Verdict, powered: on the pre-committed primary (savings-intent) the nowcast is a non-confirmation (small, consistent, non-significant gains, bar not met). On the headline analog, music significantly degrades the forecast. Together: no predictive claim is licensed, and the predictive thread is closed for this cycle. Honest characterisation: the mood signal does not clear a usable bar when properly powered, and on the broader outcome it actively hurts. Not a stark "music is noise" disproof on the primary, but decisively not grounds for prediction. (Outputs: data/phase2_test_a_powered_results.json; Japan via OECD SDMX DSD_STES@DF_CLI, German macro via Eurostat.)


  1. Do not build Essentia. Do not license demand panels. Do not pivot to a finance factor-feed. Test B failed and the powered Test A did not validate — there is no predictive product to deploy, so the extractor would be an engine for a car not chosen.
  2. The powered re-run is DONE (France + Germany) — and it resolved to a non-confirmation. The live predictive thread is now closed for this cycle. Optional only: collect Japan's Cabinet Office/ESRI CCI to make it a clean three-market published result, but it cannot change the verdict. Re-open the predictive question only if a fundamentally better signal or the in-house extractor's live features change the inputs — not by re-running the same test.

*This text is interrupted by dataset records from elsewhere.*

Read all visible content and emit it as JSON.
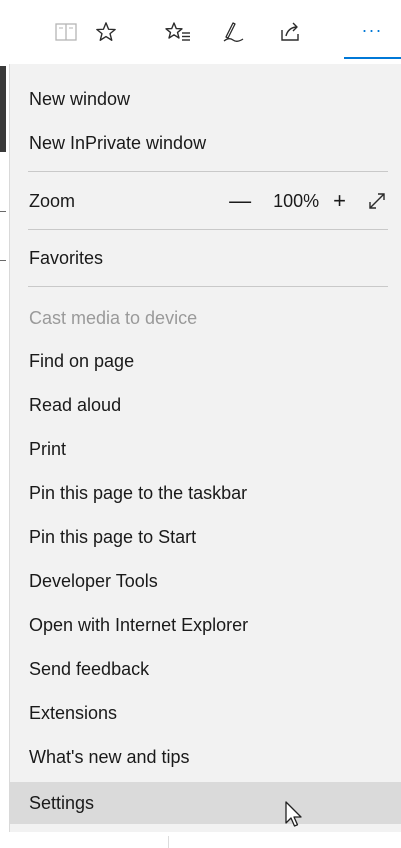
{
  "toolbar": {
    "icons": [
      {
        "name": "reading-view-icon"
      },
      {
        "name": "favorite-star-icon"
      },
      {
        "name": "favorites-hub-icon"
      },
      {
        "name": "web-note-pen-icon"
      },
      {
        "name": "share-icon"
      },
      {
        "name": "more-options-icon",
        "glyph": "···",
        "active": true
      }
    ],
    "accent_color": "#0078d7"
  },
  "menu": {
    "background": "#f2f2f2",
    "items": [
      {
        "label": "New window"
      },
      {
        "label": "New InPrivate window"
      },
      {
        "label": "Zoom"
      },
      {
        "label": "Favorites"
      },
      {
        "label": "Cast media to device",
        "disabled": true
      },
      {
        "label": "Find on page"
      },
      {
        "label": "Read aloud"
      },
      {
        "label": "Print"
      },
      {
        "label": "Pin this page to the taskbar"
      },
      {
        "label": "Pin this page to Start"
      },
      {
        "label": "Developer Tools"
      },
      {
        "label": "Open with Internet Explorer"
      },
      {
        "label": "Send feedback"
      },
      {
        "label": "Extensions"
      },
      {
        "label": "What's new and tips"
      },
      {
        "label": "Settings",
        "hovered": true
      }
    ],
    "zoom": {
      "minus": "—",
      "value": "100%",
      "plus": "+",
      "fullscreen_icon": "fullscreen-expand-icon"
    }
  }
}
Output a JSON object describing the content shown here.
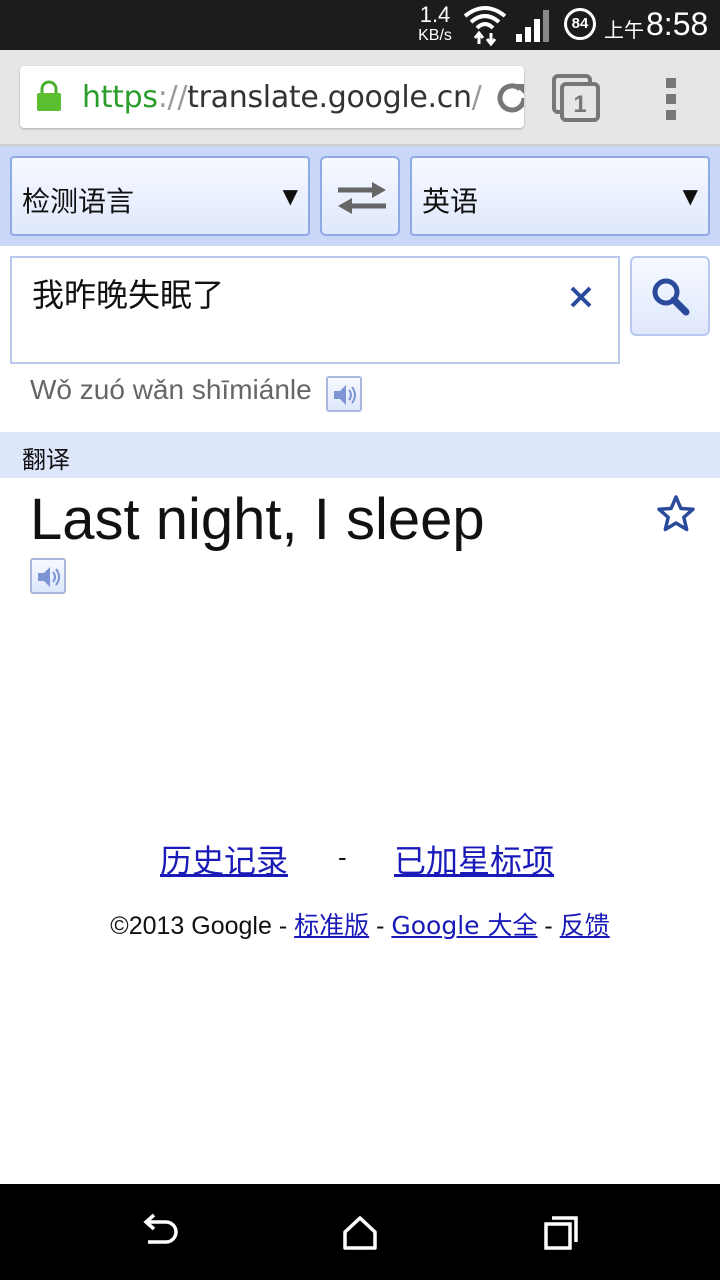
{
  "status_bar": {
    "net_speed_value": "1.4",
    "net_speed_unit": "KB/s",
    "battery_level": "84",
    "ampm": "上午",
    "time": "8:58"
  },
  "browser": {
    "url_scheme": "https",
    "url_sep": "://",
    "url_host": "translate.google.cn",
    "url_path": "/n",
    "tab_count": "1"
  },
  "translator": {
    "source_language": "检测语言",
    "target_language": "英语",
    "input_text": "我昨晚失眠了",
    "romanization": "Wǒ zuó wǎn shīmiánle",
    "section_label": "翻译",
    "translation": "Last night, I sleep"
  },
  "links": {
    "history": "历史记录",
    "separator": "-",
    "starred": "已加星标项"
  },
  "footer": {
    "copyright": "©2013 Google -",
    "standard": "标准版",
    "sep1": " - ",
    "all_google": "Google 大全",
    "sep2": " - ",
    "feedback": "反馈"
  },
  "colors": {
    "link": "#1a1ab8",
    "lang_bar": "#c9d7f8",
    "https_green": "#2a9d2a"
  },
  "icons": [
    "lock-icon",
    "reload-icon",
    "tabs-icon",
    "menu-icon",
    "swap-icon",
    "clear-icon",
    "search-icon",
    "speaker-icon",
    "star-icon",
    "back-icon",
    "home-icon",
    "recent-apps-icon"
  ]
}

  3. Ship the descriptive product now, priced and worded as attention intelligence with receipts — including this memo and the powered re-run. There are now three published clean results (Phase-1 forecast fail, Phase-2 brand/category fail, Phase-2 powered nowcast non-confirmation). That track record — testing your own favourite claim to destruction and publishing the wreckage — is the product's credibility.

Companion: 2026-04-28-phase1-bridge-test-results.md (Phase 1), 2026-06-13-phase2-nowcast-preregistration.md (the locked design this executes).